Do Fórum de Desenvolvimento saiu uma ação prioritária: a intervenção no Centro, com implantação de calçadões e reformas na estação rodoviária e na Praça Central. Era a implantação do projeto Centro com Qualidade, que continua na segunda gestão da prefeita Maria Inês Soares. Na reurbanização da Praça Central foi possível iniciar a reversão do hábito da população de sair da cidade nos finais de semana. "Após a reforma, o local ficou mais movimentado porque antes não existia o hábito de se encontrar na praça" -- conta o secretário de Desenvolvimento Sustentado. A Prefeitura também apostou na feira de artesanato na praça, agora realizada às sextas, sábados e domingos. Desenvolve ainda a partir deste ano a Mostra Integrada de Arte. 

Se Ribeirão não tem shopping centers, pode aproveitar o perfil urbano para criar um centro comercial que cumpra o papel de aglutinar a comunidade sem descaracterizar a cidade. "A praça pode desempenhar o papel de centro recreativo de um shopping, que seria o próprio Centro da cidade. É possível dizer que hoje a praça começa a cumprir esse papel" -- acredita o secretário Luciano Roda. As iniciativas para dinamizar o Centro fazem parte do que o executivo público chama de construção da auto-estima da população local para que a cidade tenha condições mínimas de atrair turistas e principalmente identidade própria, um diferencial preservacionista em relação ao Grande ABC industrial.
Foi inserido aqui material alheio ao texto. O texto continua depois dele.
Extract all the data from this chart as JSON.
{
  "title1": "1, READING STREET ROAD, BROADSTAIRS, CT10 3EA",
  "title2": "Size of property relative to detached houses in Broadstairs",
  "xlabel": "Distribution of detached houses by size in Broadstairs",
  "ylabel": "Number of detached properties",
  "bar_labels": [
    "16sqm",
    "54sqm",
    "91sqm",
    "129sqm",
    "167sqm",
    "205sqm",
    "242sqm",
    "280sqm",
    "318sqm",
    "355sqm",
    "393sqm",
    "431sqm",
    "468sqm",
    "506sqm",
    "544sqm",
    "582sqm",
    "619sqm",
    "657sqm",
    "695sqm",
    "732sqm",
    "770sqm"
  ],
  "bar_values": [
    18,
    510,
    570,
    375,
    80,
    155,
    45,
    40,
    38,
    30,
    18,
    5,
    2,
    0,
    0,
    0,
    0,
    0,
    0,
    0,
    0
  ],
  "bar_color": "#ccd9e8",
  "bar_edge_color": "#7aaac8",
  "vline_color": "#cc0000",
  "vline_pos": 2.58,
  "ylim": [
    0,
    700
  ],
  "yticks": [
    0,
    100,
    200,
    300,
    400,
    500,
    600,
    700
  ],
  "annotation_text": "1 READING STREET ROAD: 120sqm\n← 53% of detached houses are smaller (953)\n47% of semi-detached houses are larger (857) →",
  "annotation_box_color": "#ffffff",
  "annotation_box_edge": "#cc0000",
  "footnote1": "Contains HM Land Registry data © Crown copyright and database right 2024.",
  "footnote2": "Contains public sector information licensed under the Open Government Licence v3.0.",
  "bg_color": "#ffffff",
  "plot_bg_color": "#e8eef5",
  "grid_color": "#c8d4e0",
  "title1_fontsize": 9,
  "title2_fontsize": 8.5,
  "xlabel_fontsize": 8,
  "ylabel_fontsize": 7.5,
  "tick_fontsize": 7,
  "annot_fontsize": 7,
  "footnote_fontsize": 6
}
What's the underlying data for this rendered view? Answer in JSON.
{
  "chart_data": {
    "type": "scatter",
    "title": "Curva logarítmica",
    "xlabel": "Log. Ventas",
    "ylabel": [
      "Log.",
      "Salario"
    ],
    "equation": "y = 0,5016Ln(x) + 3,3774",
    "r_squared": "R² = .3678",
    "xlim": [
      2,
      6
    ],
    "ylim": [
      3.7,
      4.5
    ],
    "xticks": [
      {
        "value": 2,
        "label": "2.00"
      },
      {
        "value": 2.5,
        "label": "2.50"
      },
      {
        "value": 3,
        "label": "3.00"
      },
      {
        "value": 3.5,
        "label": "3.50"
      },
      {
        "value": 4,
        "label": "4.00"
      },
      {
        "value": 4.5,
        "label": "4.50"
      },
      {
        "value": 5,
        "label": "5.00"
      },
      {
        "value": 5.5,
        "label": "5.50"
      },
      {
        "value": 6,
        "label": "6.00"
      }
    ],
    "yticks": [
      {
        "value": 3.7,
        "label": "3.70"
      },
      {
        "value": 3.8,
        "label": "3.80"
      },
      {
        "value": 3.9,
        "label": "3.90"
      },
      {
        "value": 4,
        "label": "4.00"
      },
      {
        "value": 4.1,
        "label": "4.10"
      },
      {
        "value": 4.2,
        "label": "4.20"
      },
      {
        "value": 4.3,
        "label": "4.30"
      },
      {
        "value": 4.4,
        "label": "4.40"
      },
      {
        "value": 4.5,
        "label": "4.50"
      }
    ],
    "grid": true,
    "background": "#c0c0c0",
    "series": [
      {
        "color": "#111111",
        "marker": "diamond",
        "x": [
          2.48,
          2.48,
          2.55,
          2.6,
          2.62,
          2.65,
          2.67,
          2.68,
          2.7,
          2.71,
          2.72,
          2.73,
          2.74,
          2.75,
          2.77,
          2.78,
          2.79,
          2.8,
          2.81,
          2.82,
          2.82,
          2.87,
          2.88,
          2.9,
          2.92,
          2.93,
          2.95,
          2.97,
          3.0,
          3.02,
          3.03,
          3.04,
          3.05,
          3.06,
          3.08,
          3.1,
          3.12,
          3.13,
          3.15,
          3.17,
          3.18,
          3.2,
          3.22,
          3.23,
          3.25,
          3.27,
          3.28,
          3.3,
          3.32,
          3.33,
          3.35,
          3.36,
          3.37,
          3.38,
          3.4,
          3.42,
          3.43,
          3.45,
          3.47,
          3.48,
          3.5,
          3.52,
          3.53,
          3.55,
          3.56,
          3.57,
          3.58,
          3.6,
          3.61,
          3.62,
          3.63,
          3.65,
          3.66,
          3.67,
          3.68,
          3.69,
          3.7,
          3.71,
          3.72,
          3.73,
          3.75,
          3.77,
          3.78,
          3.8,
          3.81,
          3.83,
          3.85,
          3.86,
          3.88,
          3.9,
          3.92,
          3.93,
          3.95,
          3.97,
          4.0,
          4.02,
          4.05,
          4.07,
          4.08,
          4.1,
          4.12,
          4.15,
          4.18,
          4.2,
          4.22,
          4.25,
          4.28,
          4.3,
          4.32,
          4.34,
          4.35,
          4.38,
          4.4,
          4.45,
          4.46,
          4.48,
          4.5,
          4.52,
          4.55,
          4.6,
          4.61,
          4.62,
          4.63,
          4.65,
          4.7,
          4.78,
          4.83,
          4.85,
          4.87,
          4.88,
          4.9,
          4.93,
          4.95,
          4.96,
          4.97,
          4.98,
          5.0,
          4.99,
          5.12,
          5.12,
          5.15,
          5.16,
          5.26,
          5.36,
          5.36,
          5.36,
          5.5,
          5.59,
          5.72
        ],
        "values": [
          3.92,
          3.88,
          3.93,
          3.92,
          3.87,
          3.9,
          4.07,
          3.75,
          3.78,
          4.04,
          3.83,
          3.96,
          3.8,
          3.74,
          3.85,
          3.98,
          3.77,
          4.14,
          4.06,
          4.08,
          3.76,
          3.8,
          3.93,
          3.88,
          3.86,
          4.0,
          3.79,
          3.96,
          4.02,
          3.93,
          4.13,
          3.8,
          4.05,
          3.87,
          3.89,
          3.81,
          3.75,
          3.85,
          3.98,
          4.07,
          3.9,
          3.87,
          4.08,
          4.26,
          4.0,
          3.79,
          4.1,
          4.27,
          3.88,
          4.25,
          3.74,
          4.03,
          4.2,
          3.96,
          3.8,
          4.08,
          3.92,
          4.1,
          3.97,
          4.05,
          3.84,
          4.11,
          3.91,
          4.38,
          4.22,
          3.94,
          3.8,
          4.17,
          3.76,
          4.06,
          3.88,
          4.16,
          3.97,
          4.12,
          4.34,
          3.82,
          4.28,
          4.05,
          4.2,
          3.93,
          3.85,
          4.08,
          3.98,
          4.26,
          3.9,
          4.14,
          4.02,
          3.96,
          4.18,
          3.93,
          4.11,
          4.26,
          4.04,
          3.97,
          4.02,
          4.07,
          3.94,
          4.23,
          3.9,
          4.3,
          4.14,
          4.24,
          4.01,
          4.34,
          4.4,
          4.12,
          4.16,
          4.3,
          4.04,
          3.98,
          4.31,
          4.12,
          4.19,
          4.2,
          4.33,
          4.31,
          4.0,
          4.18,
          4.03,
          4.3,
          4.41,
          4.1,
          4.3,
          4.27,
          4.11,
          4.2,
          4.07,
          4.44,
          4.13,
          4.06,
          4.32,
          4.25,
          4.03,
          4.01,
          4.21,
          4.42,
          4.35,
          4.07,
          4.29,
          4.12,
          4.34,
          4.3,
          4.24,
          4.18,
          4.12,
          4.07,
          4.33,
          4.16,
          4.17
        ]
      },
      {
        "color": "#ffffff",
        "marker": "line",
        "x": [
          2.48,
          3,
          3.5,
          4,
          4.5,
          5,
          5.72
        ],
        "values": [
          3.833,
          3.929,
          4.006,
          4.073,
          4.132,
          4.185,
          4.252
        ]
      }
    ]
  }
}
Não se trata de uma discussão psicológica sobre o perfil de Ribeirão Pires, mas de potencializar a capacidade em atrair turistas. Luciano Roda ressalta que o Município atrai de outras cidades um consumidor pontual, que se desloca apenas para determinado empreendimento de lazer, e 65% vêm do Grande ABC, de acordo com o censo turístico realizado pela Administração Pública no ano passado. O censo mostra que Ribeirão recebe 10 mil pessoas em fins de semana ensolarados. São visitantes que se dirigem, por exemplo, para o Centro Hípico Amarelinho, Clube Náutico Tahiti ou para algum pesque-pague e depois retorna direto para casa sem parar na cidade ou conhecer outras atrações locais. Para afirmar a identidade turística do Município, a Prefeitura iluminou o trevo de acesso à cidade pela Rodovia Índio Tibiriçá e fez pressão para a Sabesp investir R$ 1,3 milhão em obras de saneamento que aumentariam a capacidade de preservação dos mananciais. "Queremos transformar o turista pontual num consumidor da estância. Os efeitos serão sentidos ao longo do tempo e o trabalho continua, pois o projeto Centro com Qualidade foi realizado em apenas 60%" -- cita o secretário Luciano Roda.

Para completar a plástica cultural e urbana de Ribeirão Pires, entretanto, é necessário mais. O problema principal é conhecido: recursos para novos projetos e iniciativas. O orçamento municipal deste ano é de cerca de R$ 52,1 milhões. Como estância, a cidade tem direito a uma cota do Estado. O dinheiro já deveria ter chegado a Ribeirão Pires vindo da Secretaria de Esportes e Turismo, que desde 1999 tem em mãos projetos da Prefeitura para requalificação de pontos turísticos como implantação de coleta seletiva e reforma do Centro do distrito de Ouro Fino Paulista. As propostas foram encaminhadas ao Departamento de Apoio e Desenvolvimento das Estâncias do governo estadual e previam repasse de R$ 917 mil no ano passado, o que acabou não ocorrendo. Este ano, durante a Feira Regional de Turismo realizada em junho pelo Sehal (Sindicato das Empresas de Hospedagem e Alimentação do Grande ABC), o secretário de Esporte e Turismo do Estado, Marcos Arbeitman, prometeu que a verba seria repassada ainda este ano para a cidade. "Se a gente tivesse a garantia de que o dinheiro viria todo ano, de forma regular, Ribeirão Pires não teria projetos pontuais, mas toda uma política de incentivo ao turismo" -- assegura Roberto Rusticci, gerente de Turismo da Prefeitura.